Purpose: The purpose of this study was to investigate choroidal vein (ChV) morphological features in pachychoroid disease (PCD) with choroidal vascular hyperpermeability (CVH).
Methods: This retrospective study assessed subfoveal choroidal thickness (SFCT) and CVH area numbers and locations of recruited patients with PCD using multimodal images. ChV alteration patterns, including fusiform, bulbosity, sausaging, confluence, and anastomoses, as well as asymmetric ChVs, dominant ChVs, and non-dominant ChVs, were evaluated using wide-field indocyanine green angiograms.

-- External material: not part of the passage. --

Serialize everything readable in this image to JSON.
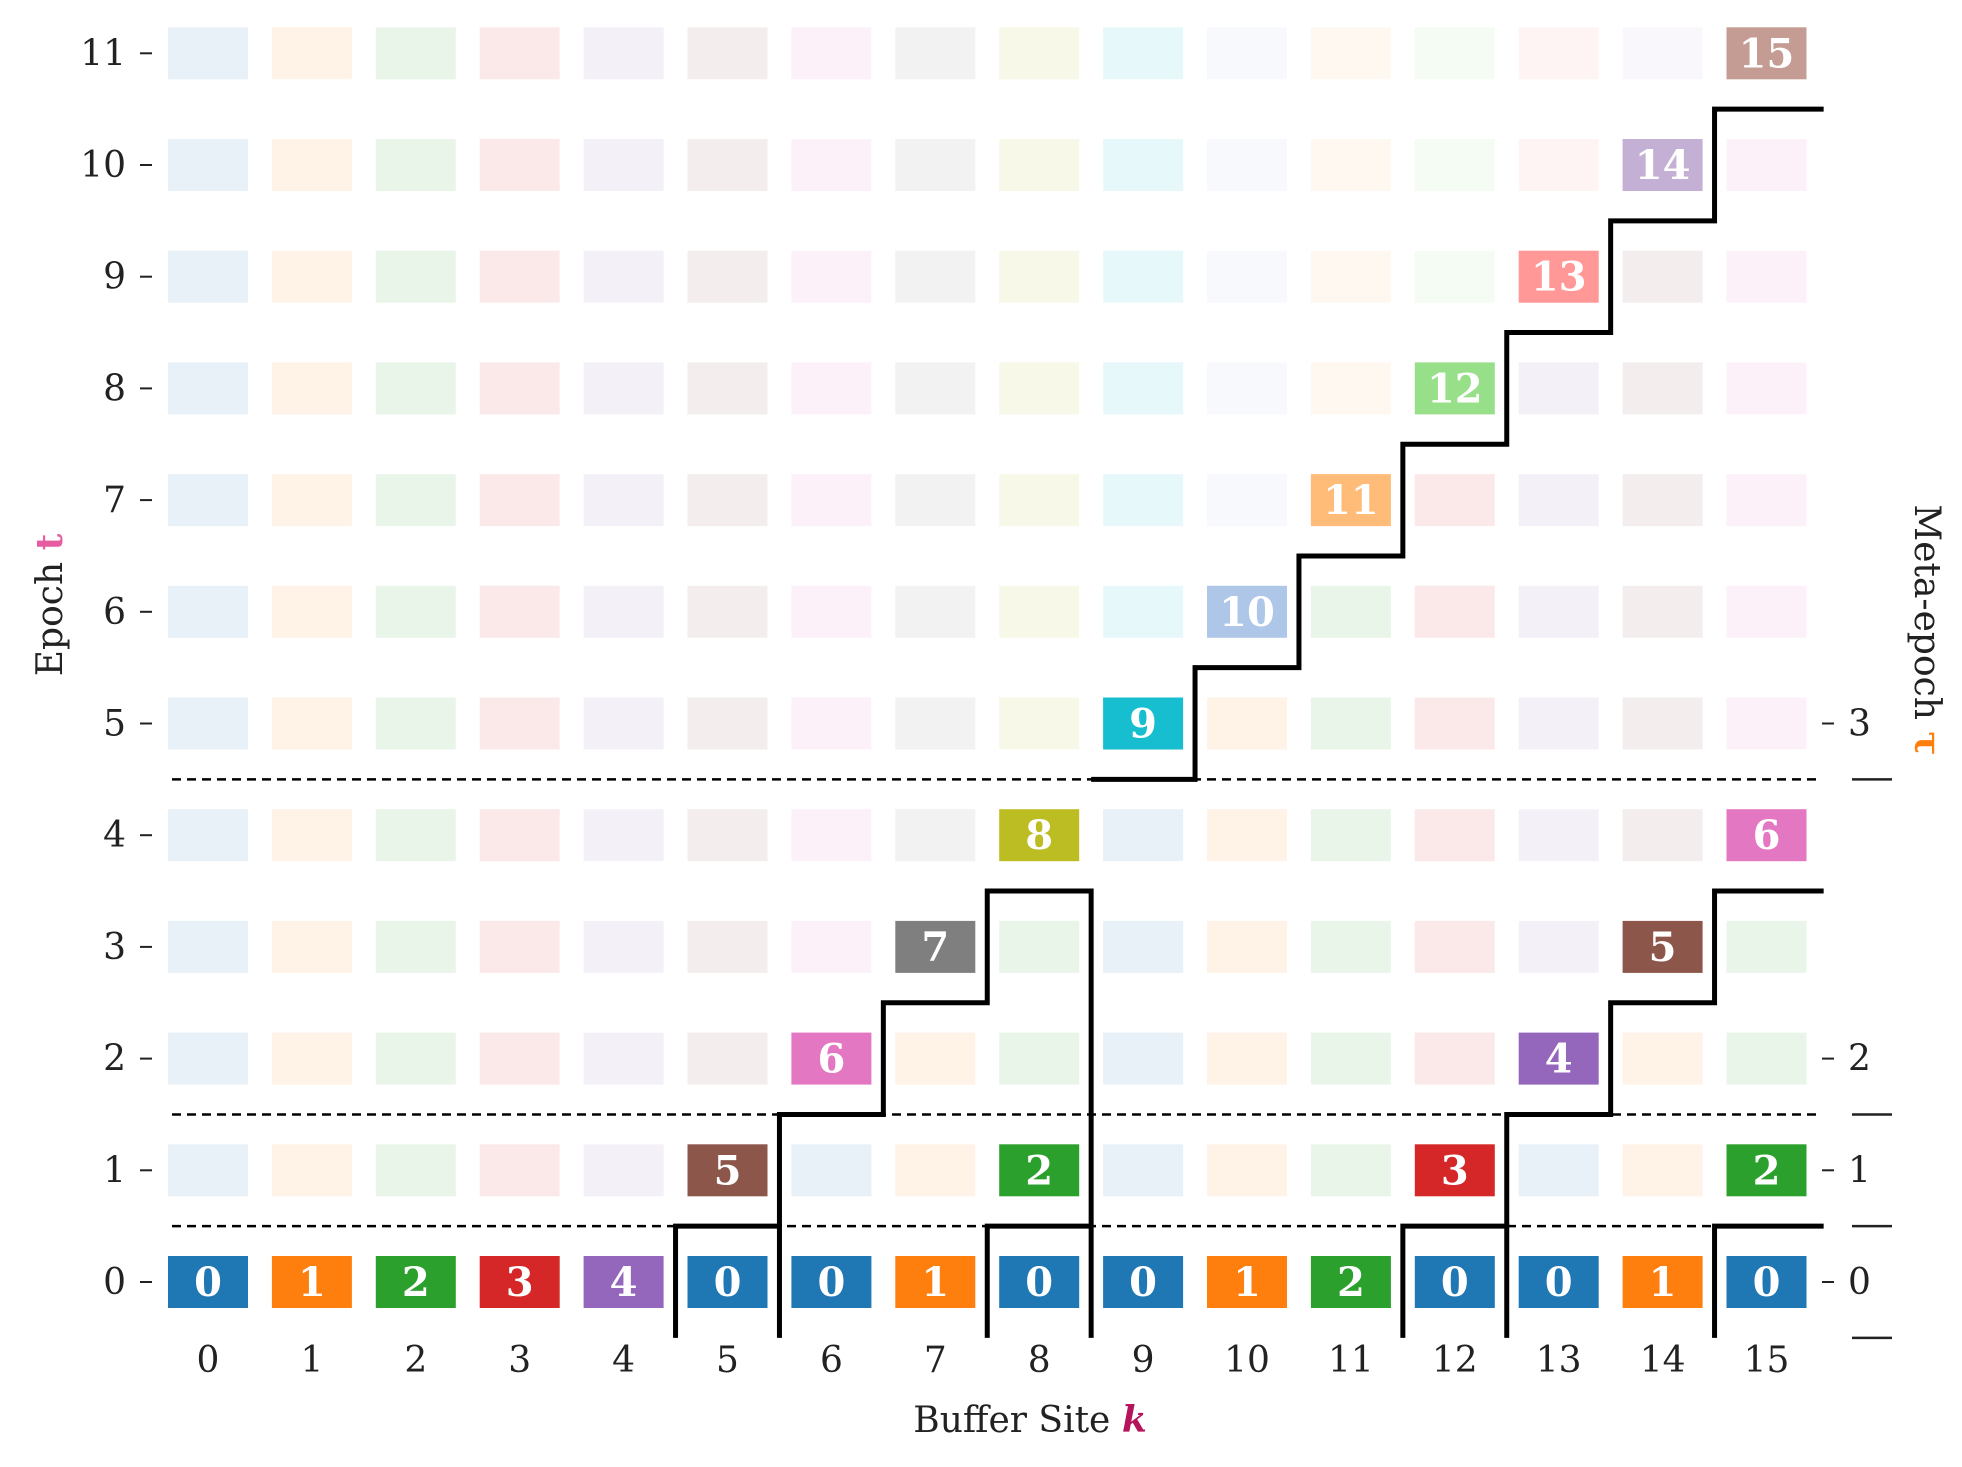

Results: Of 68 PCD eyes from 35 patients (mean age: 46.16 ± 6.28 years, 71.4% men), 2.9% had uncomplicated pachychoroid, 32.4% had pachychoroid pigment epitheliopathy (PPE), 55.9% central serous chorioretinopathy (CSC), and 8.8% pachychoroid neovasculopathy (PNV). Mean SFCT was 468.65 ± 131.40 µm. Among 419 CVH areas, ChV fusiform, ChV bulbosity, and ChV sausaging accounted for 35.8%, 35.1%, and 29.1%, respectively; 21.2% had ChV confluence and 11.9% had ChV anastomoses. At CVH areas, 13.1% had retinal pigment epithelium (RPE) leakage. ChV fusiform is steadily declining (37.4%, 36.8%, and 22.9%, respectively), and ChV sausaging, ChV anastomoses, and ChV confluence are increased gradually in the PPE, CSC, and PNV groups (21.4%, 30.0%, and 37.1%; 11.4%, 11.1%, and 20.0%; and 19.8%, 20.9%, and 28.6%, respectively). Dominant ChVs had higher CVH area numbers than non-dominant ChVs in the PPE and CSC groups (P = 0.010, P = 0.001).
Conclusions: Different patterns of ChV alterations, including the newly identified ChV confluence, are commonly present at CVH areas in PCD. The CVH areas in PCD eyes are primarily located within the dominant ChVs. These findings provide crucial evidence for advancing our understanding of the underlying mechanisms of PCD pathogenesis.